Q&A With Chris Johnston
Ravens 24×7 took a few minutes to sit down with Chris Johnston of Complete QB. The topic was Joe Flacco and the Raven’s recent Offensive approach.
24×7: Did you notice if the Ravens O-line tipped the Texans with their stances?
Chris Johnston: The simple answer is yes, especially on some of last week’s pass plays. That said, this is not entirely unusual for a team with the Ravens’ Offensive personality. Much of the Ravens’ 27 pass attempts vs. Houston were in “obvious” passing situations, so I think the impact of OL personnel resting their elbows on their thigh-boards, etc. is minimal, in terms of tipping to the defense.
24×7: Did Flacco alter cadence? Live and from my seat it didn’t appear that he did.
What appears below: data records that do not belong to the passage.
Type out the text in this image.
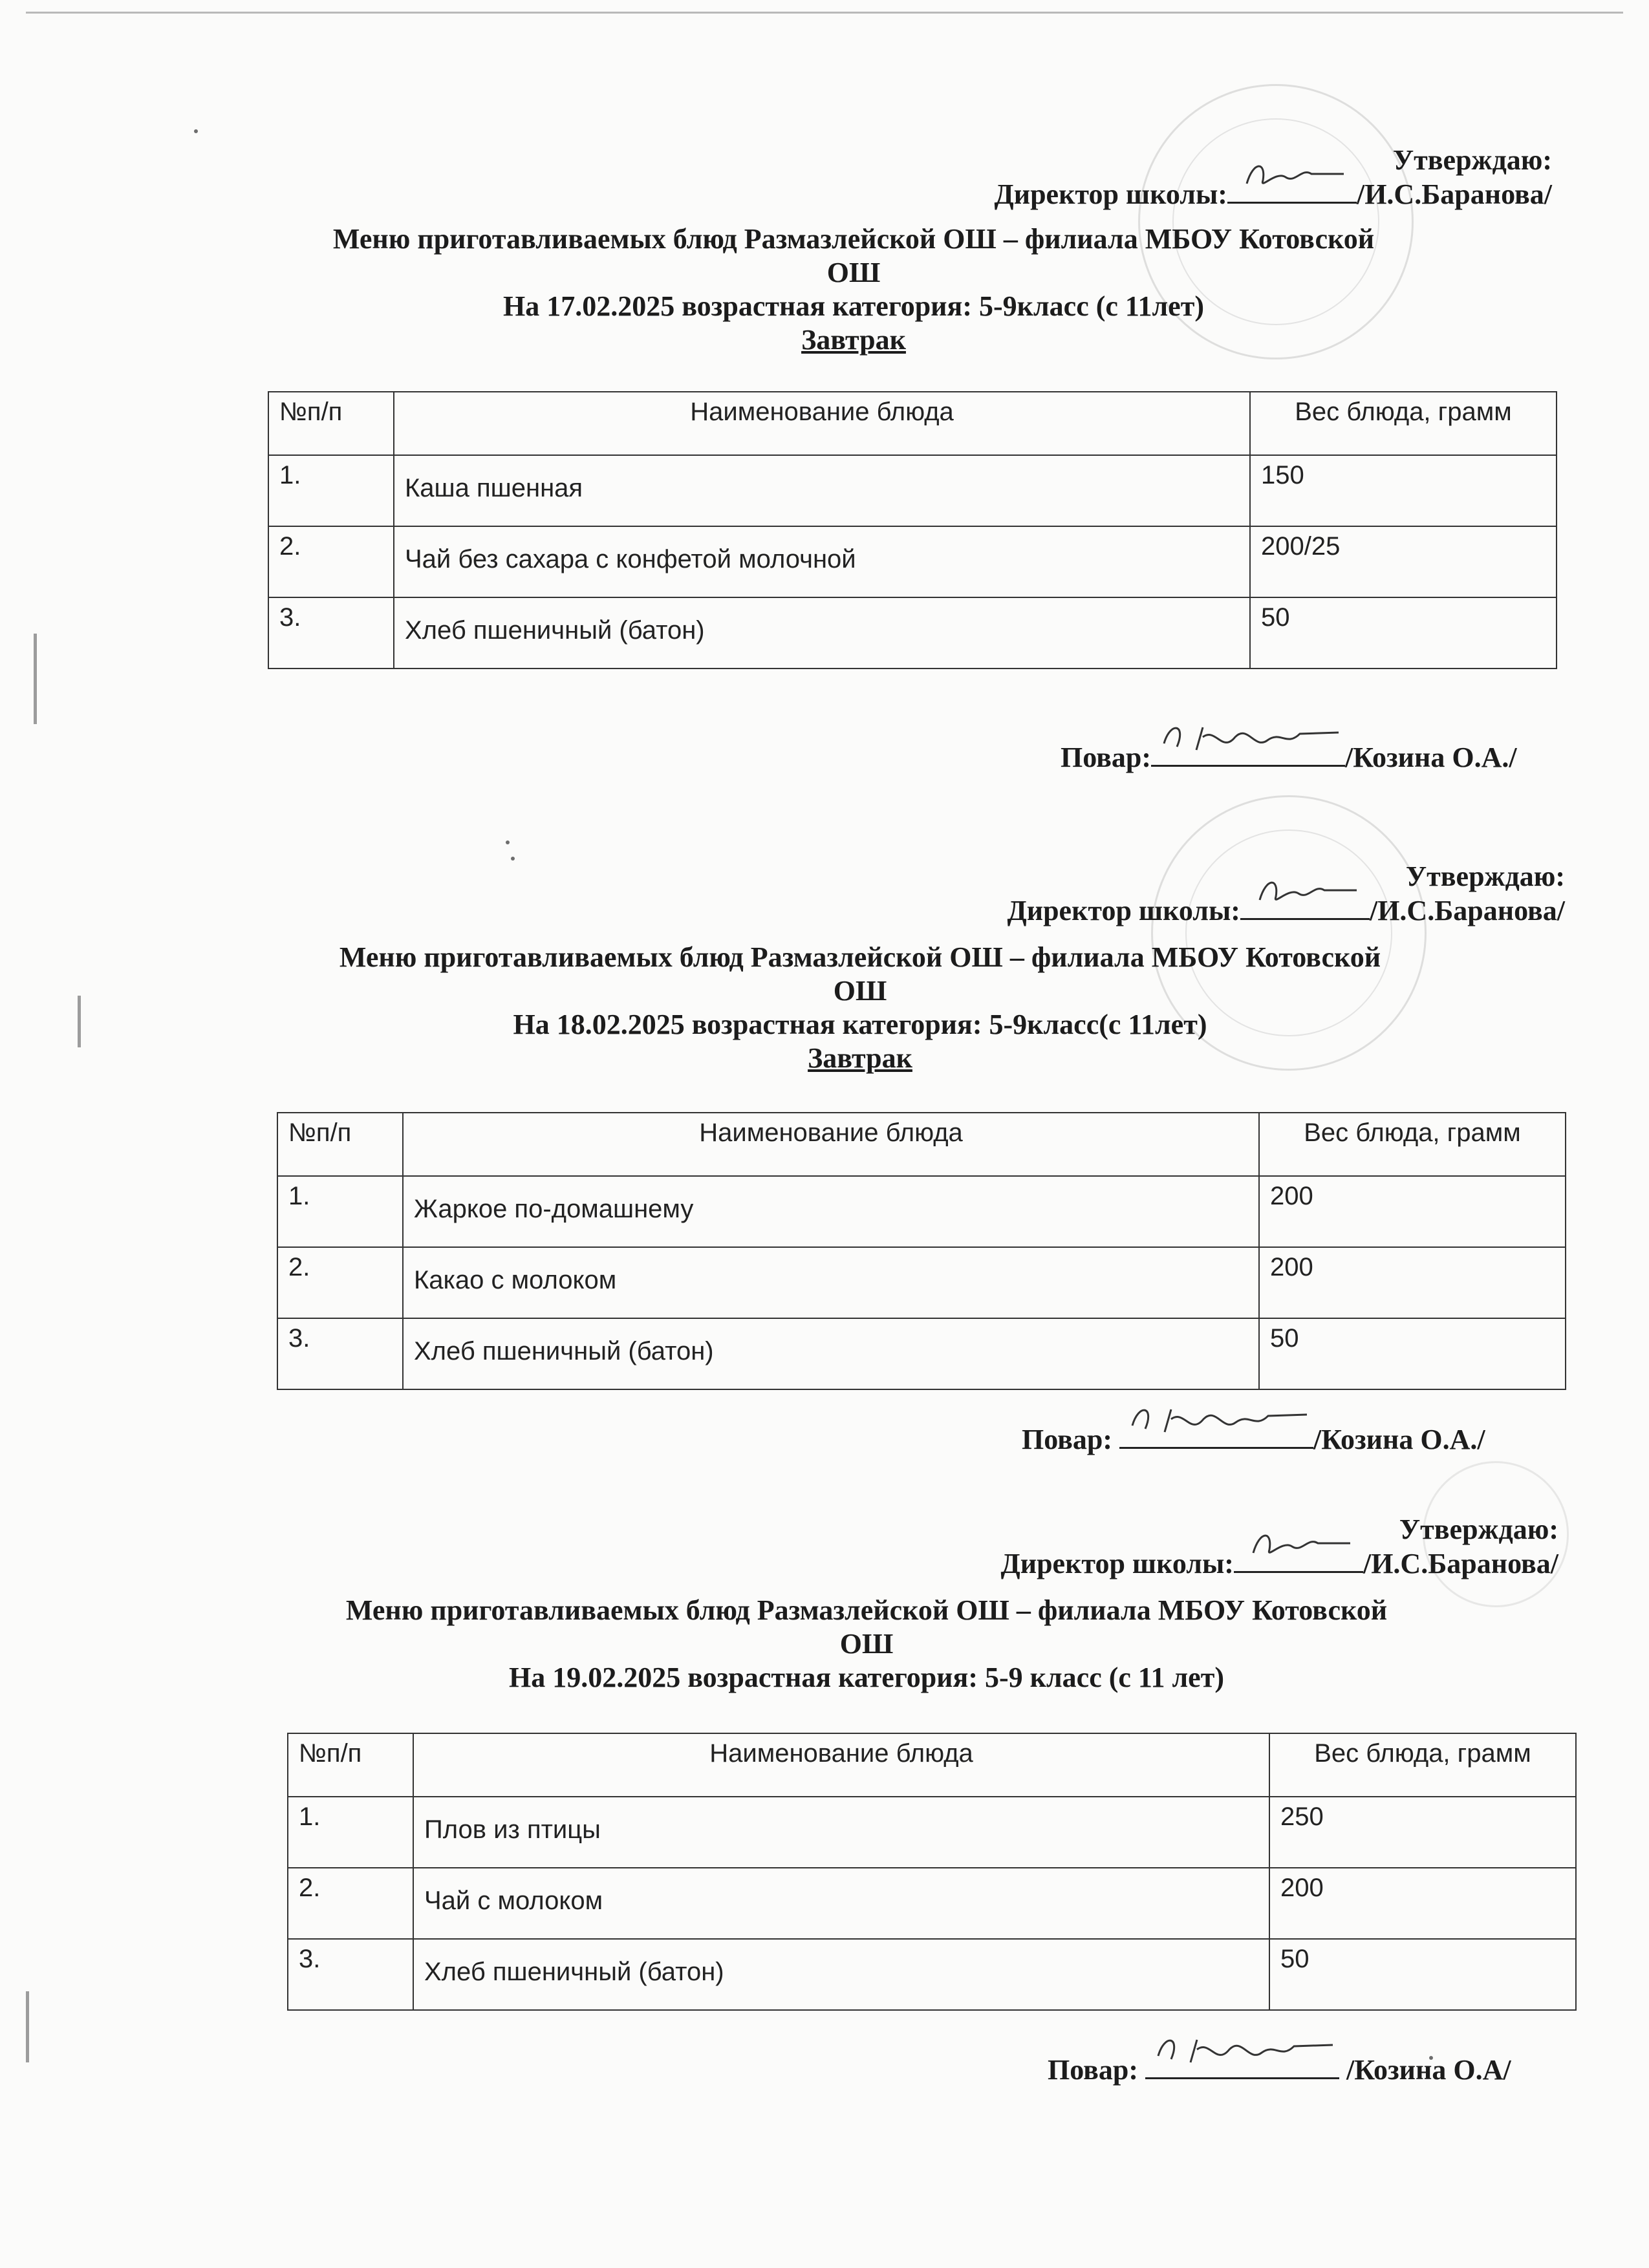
Утверждаю:
Директор школы:	/И.С.Баранова/
Меню приготавливаемых блюд Размазлейской ОШ – филиала МБОУ Котовской
ОШ
На 17.02.2025 возрастная категория: 5-9класс (с 11лет)
Завтрак
№п/п	Наименование блюда	Вес блюда, грамм
1.	Каша пшенная	150
2.	Чай без сахара с конфетой молочной	200/25
3.	Хлеб пшеничный (батон)	50
Повар:	/Козина О.А./
Утверждаю:
Директор школы:	/И.С.Баранова/
Меню приготавливаемых блюд Размазлейской ОШ – филиала МБОУ Котовской
ОШ
На 18.02.2025 возрастная категория: 5-9класс(с 11лет)
Завтрак
№п/п	Наименование блюда	Вес блюда, грамм
1.	Жаркое по-домашнему	200
2.	Какао с молоком	200
3.	Хлеб пшеничный (батон)	50
Повар:	/Козина О.А./
Утверждаю:
Директор школы:	/И.С.Баранова/
Меню приготавливаемых блюд Размазлейской ОШ – филиала МБОУ Котовской
ОШ
На 19.02.2025 возрастная категория: 5-9 класс (с 11 лет)
№п/п	Наименование блюда	Вес блюда, грамм
1.	Плов из птицы	250
2.	Чай с молоком	200
3.	Хлеб пшеничный (батон)	50
Повар:	/Козина О.А/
Chris Johnston: I agree with you on that, and believe it was a byproduct of a calculated conservatism on the Ravens’ part vs. the Texans. It was clear from early in Sunday’s game that the Ravens were committed to letting the clock run, passing the ball out of run-heavy sets, and playing soft coverage vs. T.J. Yates and letting him throw the ball to the wrong guys.
24×7: Yanda struggles against the Texans. I guess it’s simply a match up issue. Your take?
Chris Johnston: Sunday was a tale of two halves for Yanda. He was nearly flawless at RG during the first half, setting a passing lane for both of Flacco’s TD passes and executing nearly all of his zone blocking assignments in the run game. Immediately after the half, however, he appeared a bit stiff and made some mistakes that led to sacks (at least two). I had Yanda’s overall performance as 4 Mas (missed assignments) on 58 Offensive snaps – a pretty good day. When the right side of the Ravens’ O-Line was at fault vs. Houston, it was a combination of factors, including Ravens’ RT Michael Oher (#74) getting beaten on a number of assignments. On the Texans’ side, J.J. Watt (#99) had a career day at DE, and made a number of great plays.
24×7: It seems to me that Flacco throws outside or near the hash marks a disproportionate amount of the time and those tendencies can hurt him. Sort of like a basketball player who can only go to the right. Seems to me that either he or Cam or both aren’t keen on going over the middle.
Chris Johnston: The short answer is that your impression is correct: the Ravens pass game is heavily dependent on single coverage matchups for their #1 receivers. They frequently use 7 and 8-man protection schemes in which only 3 receivers release downfield. A passing game that attacks the middle of the field usually utilizes a lot of crossing routes – routes that require at least two interior receivers taking inside releases. This is a luxury the Ravens don’t have with their approach to pass protection and apparent reluctance to let Flacco go through progressions that lead him to look at targets between the hashes.
24×7: Did you notice how much time was left on the playing (ball park average) when the Ravens broke the huddle. It just seems to me there’s no rhythm or tempo (sound like Billick?) and it leaves them with few checkout options pre-snap. Thoughts?
Chris Johnston: My unscientific take on the Ravens’ snap-to-snap behavior vs. the Texans followed this pattern:
1. Flacco spends the first 15+ seconds after the previous play receiving the play via helmet communication
2. Ravens break the huddle with less than 15 seconds left on the play clock
3. Ravens arrive at the LOS with less than 10 seconds left on the play clock
4. The ball is snapped with 6-8 seconds left on the play clock.
Although this sort of timing leads to limited time for check-offs, audibles, etc., I believe it is by design. This approach certainly prevents any sort of up-tempo approach, but does fit with a philosophy of running the game clock and doing enough to win games, no matter how ugly.
24×7: Do you think that having the play list on a QB’s wrist helps them get in and out of the huddle more quickly?
Chris Johnston: The wrist coach is useful for that purpose, and can certainly speed up the rate of Offensive play calling.